The car weighs 3000lb race-ready and has a 101-inch wheelbase. The 1988 body retains its steel roof and quarters, and has a one-piece lift-off front that incorporates the original steel guards.
Lorenzo has just completed his third and final licensing pass in the Fox-body, which saw an 8.0@180mph. At this point it’s all about tuning the chassis and getting the car squared away, with Jeff, Lorenzo and Michael Marriott from Motorsport Database making the adjustments to the four-link.

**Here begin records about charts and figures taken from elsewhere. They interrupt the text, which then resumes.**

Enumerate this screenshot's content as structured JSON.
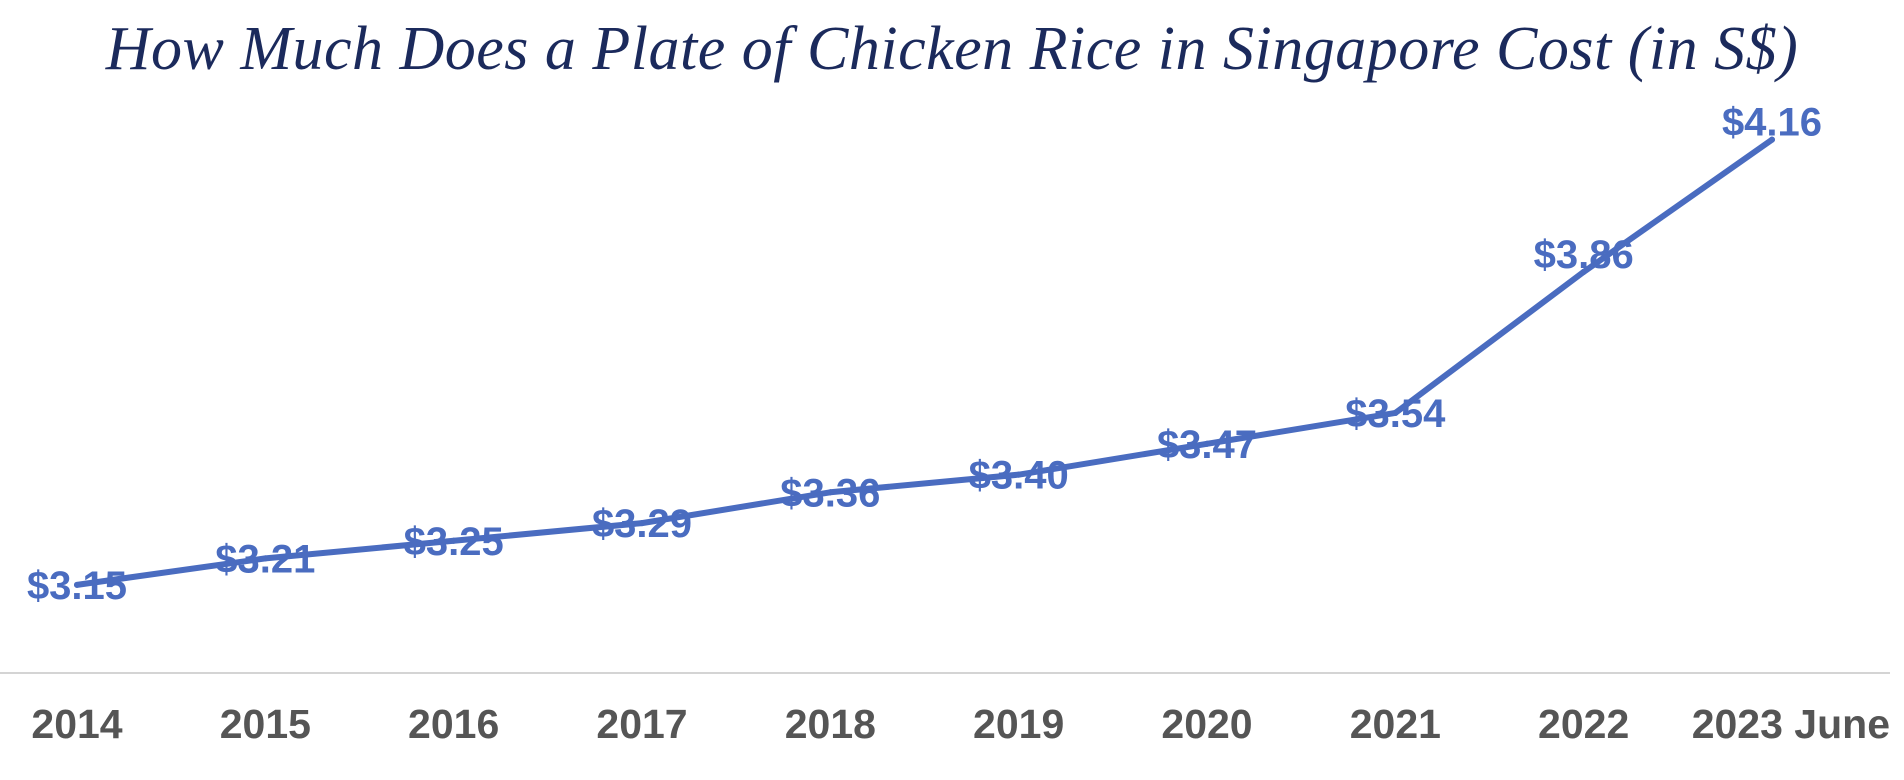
{
  "chart_data": {
    "type": "line",
    "title": "How Much Does a Plate of Chicken Rice in Singapore Cost (in S$)",
    "categories": [
      "2014",
      "2015",
      "2016",
      "2017",
      "2018",
      "2019",
      "2020",
      "2021",
      "2022",
      "2023 June"
    ],
    "series": [
      {
        "values": [
          3.15,
          3.21,
          3.25,
          3.29,
          3.36,
          3.4,
          3.47,
          3.54,
          3.86,
          4.16
        ],
        "data_labels": [
          "$3.15",
          "$3.21",
          "$3.25",
          "$3.29",
          "$3.36",
          "$3.40",
          "$3.47",
          "$3.54",
          "$3.86",
          "$4.16"
        ],
        "color": "#4a6cc0"
      }
    ],
    "xlabel": "",
    "ylabel": "",
    "ylim": [
      2.95,
      4.25
    ],
    "grid": false,
    "legend": "none",
    "axis_color": "#d4d4d4"
  }
}
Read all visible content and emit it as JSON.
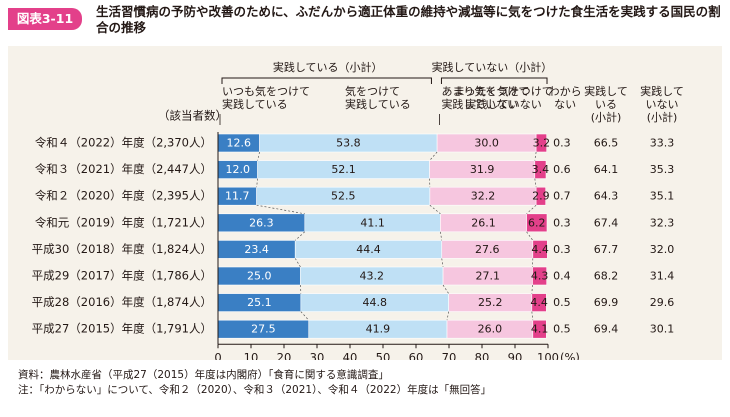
{
  "header": {
    "badge": "図表3-11",
    "title": "生活習慣病の予防や改善のために、ふだんから適正体重の維持や減塩等に気をつけた食生活を実践する国民の割合の推移"
  },
  "footer": {
    "source": "資料：農林水産省（平成27（2015）年度は内閣府）「食育に関する意識調査」",
    "note": "注：「わからない」について、令和２（2020）、令和３（2021）、令和４（2022）年度は「無回答」"
  },
  "colors": {
    "always": "#3a7fc4",
    "careful": "#bfe0f5",
    "not_much": "#f6c6df",
    "not_at_all": "#e3408a",
    "badge": "#e3408a",
    "panel": "#f6f2ea"
  },
  "chart_data": {
    "type": "bar",
    "orientation": "horizontal",
    "stacked": true,
    "title": "生活習慣病の予防や改善のために、ふだんから適正体重の維持や減塩等に気をつけた食生活を実践する国民の割合の推移",
    "respondents_label": "（該当者数）",
    "categories": [
      "令和４（2022）年度（2,370人）",
      "令和３（2021）年度（2,447人）",
      "令和２（2020）年度（2,395人）",
      "令和元（2019）年度（1,721人）",
      "平成30（2018）年度（1,824人）",
      "平成29（2017）年度（1,786人）",
      "平成28（2016）年度（1,874人）",
      "平成27（2015）年度（1,791人）"
    ],
    "series": [
      {
        "name": "いつも気をつけて実践している",
        "values": [
          "12.6",
          "12.0",
          "11.7",
          "26.3",
          "23.4",
          "25.0",
          "25.1",
          "27.5"
        ]
      },
      {
        "name": "気をつけて実践している",
        "values": [
          "53.8",
          "52.1",
          "52.5",
          "41.1",
          "44.4",
          "43.2",
          "44.8",
          "41.9"
        ]
      },
      {
        "name": "あまり気をつけて実践していない",
        "values": [
          "30.0",
          "31.9",
          "32.2",
          "26.1",
          "27.6",
          "27.1",
          "25.2",
          "26.0"
        ]
      },
      {
        "name": "まったく気をつけて実践していない",
        "values": [
          "3.2",
          "3.4",
          "2.9",
          "6.2",
          "4.4",
          "4.3",
          "4.4",
          "4.1"
        ]
      },
      {
        "name": "わからない",
        "values": [
          "0.3",
          "0.6",
          "0.7",
          "0.3",
          "0.3",
          "0.4",
          "0.5",
          "0.5"
        ]
      }
    ],
    "subtotal_practicing": {
      "label": "実践している（小計）",
      "values": [
        "66.5",
        "64.1",
        "64.3",
        "67.4",
        "67.7",
        "68.2",
        "69.9",
        "69.4"
      ]
    },
    "subtotal_not_practicing": {
      "label": "実践していない（小計）",
      "values": [
        "33.3",
        "35.3",
        "35.1",
        "32.3",
        "32.0",
        "31.4",
        "29.6",
        "30.1"
      ]
    },
    "group_labels": [
      "実践している（小計）",
      "実践していない（小計）"
    ],
    "column_headers": {
      "s0": [
        "いつも気をつけて",
        "実践している"
      ],
      "s1": [
        "気をつけて",
        "実践している"
      ],
      "s2": [
        "あまり気をつけて",
        "実践していない"
      ],
      "s3": [
        "まったく気をつけて",
        "実践していない"
      ],
      "s4": [
        "わから",
        "ない"
      ],
      "sub1": [
        "実践して",
        "いる",
        "(小計)"
      ],
      "sub2": [
        "実践して",
        "いない",
        "(小計)"
      ]
    },
    "x_ticks": [
      "0",
      "10",
      "20",
      "30",
      "40",
      "50",
      "60",
      "70",
      "80",
      "90",
      "100"
    ],
    "x_unit": "(%)",
    "xlim": [
      0,
      100
    ]
  }
}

While the car may have seemed slow in licensing, on its last pass it picked up 43mph in the back half of the track.
“The car felt dead, but it’s good to have the licensing passes finished,” Lorenzo says. “The next step is to get to a Kenda event as soon as we can. We were thrashing to get it to the first meeting of the year, which was to be in Sydney, and we were going to leave it on the east coast and race it as much as we could. But for now, with COVID, we will do what we can, but we want to be the first car in WA to run a six-second radial pass.”
While the car is yet to make a pass at anywhere near half-power, given the team involved and their previous runs on the board, it’s safe to assume this ’Stang is going to be a radial monster. We’ll certainly be keeping a keen eye on its progress!